Zhang Jingjing, Yan Yuqing, Han Liqin, Qiao Rui, Niu Xiaohui, Li Peiluan
School of Mathematics and Statistics, Henan University of Science and Technology, No. 263 Kaiyuan Avenue, Luolong District, Luoyang, Henan 471000, China.
Longmen Laboratory, Henan University of Science and Technology, No. 263 Kaiyuan Avenue, Luolong District, Luoyang, Henan 471003, China.
Brief Funct Genomics. 2025 Jan 15;24. doi: 10.1093/bfgp/elaf013.
Comorbidities and genetic correlations between gastrointestinal tract diseases and psychiatric disorders have been widely reported, but the underlying intrinsic link between Alzheimer's disease (AD) and inflammatory bowel disease (IBD) is not adequately understood.
To identify pathogenic cell types of AD and IBD and explore their shared genetic architecture, we developed Pathogenic Cell types and shared Genetic Loci (PCGL) framework, which studied AD and IBD and its two subtypes of ulcerative colitis (UC) and Crohn's disease (CD).

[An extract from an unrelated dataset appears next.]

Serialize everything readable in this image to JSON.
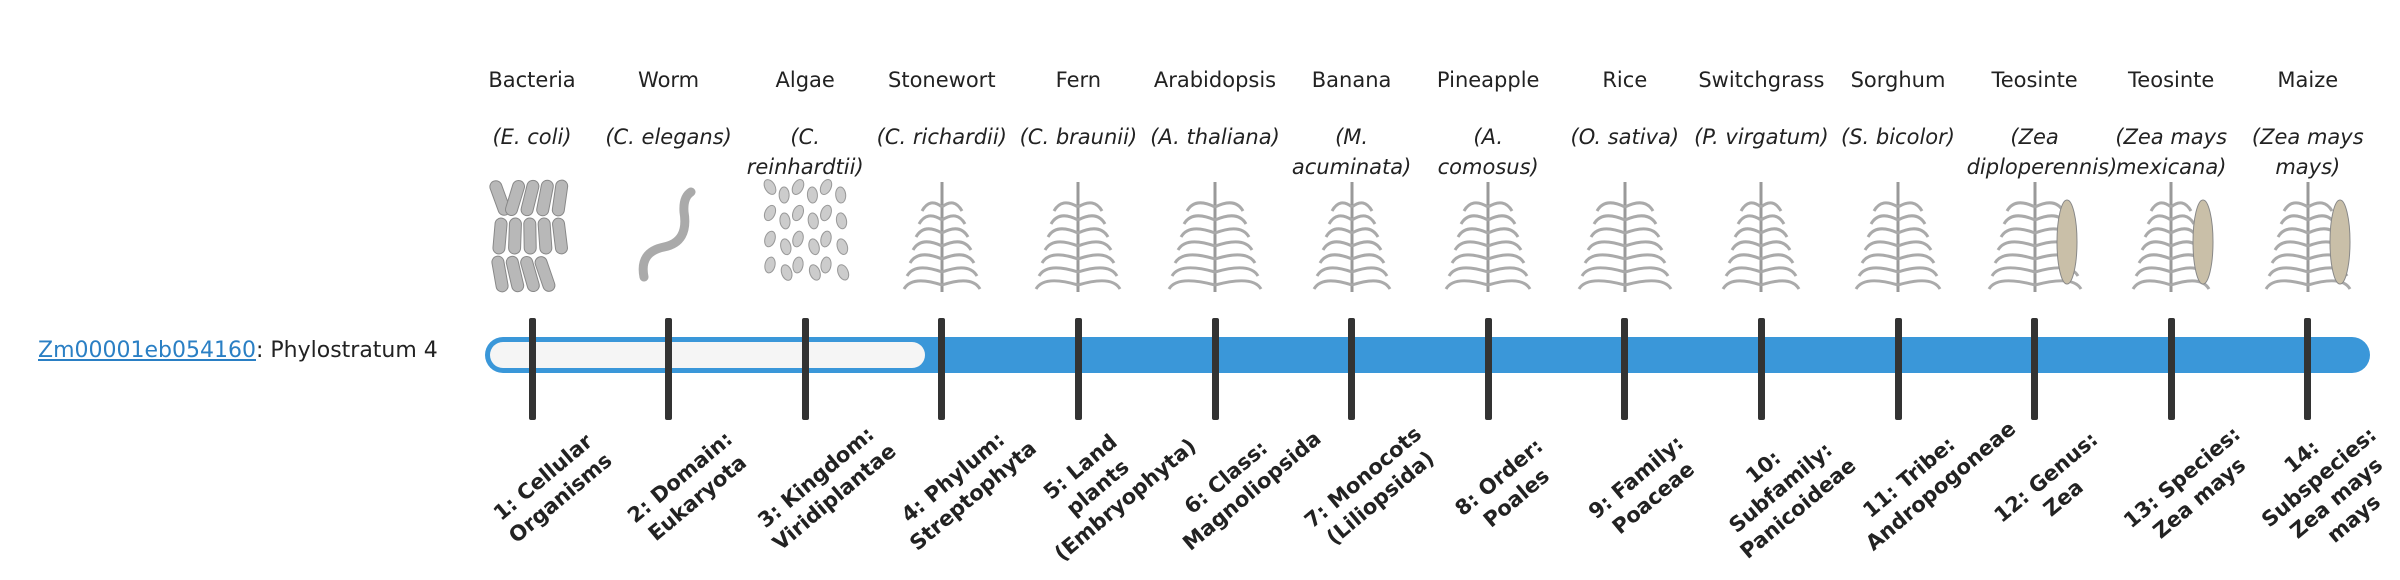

We found that monocytes and CD8 T cells were the enriched pathogenic cell types of AD and IBDs, respectively. By PCGL framework, there was a significant global genetic correlation between AD and each of IBD, UC, and CD. Especially, local genetic correlations between AD and IBD showed strong signals in chr6. Bidirectional two-sample MR Analyses also validated these. Cross-trait meta-analysis identified two key genetic loci rs660895 (on chr6) and rs917117 (on chr7), which have not been previously reported. Two loci are located on the genes HLA-DRB1 and JAZF1, respectively. MAGMA genome-wide gene-based analysis identified six overlapping genes including HLA-DRB1. Subsequently, for one thing, SMR analyses further validated six shared genes in specific tissues and monocytes. For another, pathway enrichment analysis revealed shared genes were enriched in several natural killer cell mediated cytotoxicity and chemokine signaling pathways.
PCGL not only revealed the significant genetic correlations underlying AD and IBDs but also identified enriched pathogenic cell types and new shared loci and genes. We highlighted the mediation of HLA-DRB1 effects in the comorbidity mechanisms.
胃肠道疾病与精神障碍之间的共病情况及遗传相关性已有广泛报道,但阿尔茨海默病(AD)与炎症性肠病(IBD)之间潜在的内在联系尚未得到充分理解。
为了确定AD和IBD的致病细胞类型并探索它们共同的遗传结构,我们开发了致病细胞类型和共享遗传位点(PCGL)框架,该框架研究了AD和IBD及其两个亚型溃疡性结肠炎(UC)和克罗恩病(CD)。
我们发现单核细胞和CD8 T细胞分别是AD和IBD的富集致病细胞类型。通过PCGL框架,AD与IBD、UC和CD中的每一种之间都存在显著的全局遗传相关性。特别是,AD和IBD之间的局部遗传相关性在6号染色体上显示出强烈信号。双向两样本孟德尔随机化分析也验证了这些结果。跨性状荟萃分析确定了两个关键遗传位点rs660895(位于6号染色体上)和rs917117(位于7号染色体上),这两个位点此前尚未被报道。这两个位点分别位于基因HLA - DRB1和JAZF1上。MAGMA全基因组基于基因的分析确定了六个重叠基因,包括HLA - DRB1。随后,一方面,SMR分析进一步在特定组织和单核细胞中验证了六个共享基因。另一方面,通路富集分析表明共享基因在几种自然杀伤细胞介导的细胞毒性和趋化因子信号通路中富集。
PCGL不仅揭示了AD和IBD潜在的显著遗传相关性,还确定了富集的致病细胞类型以及新的共享位点和基因。我们强调了HLA - DRB1效应在共病机制中的介导作用。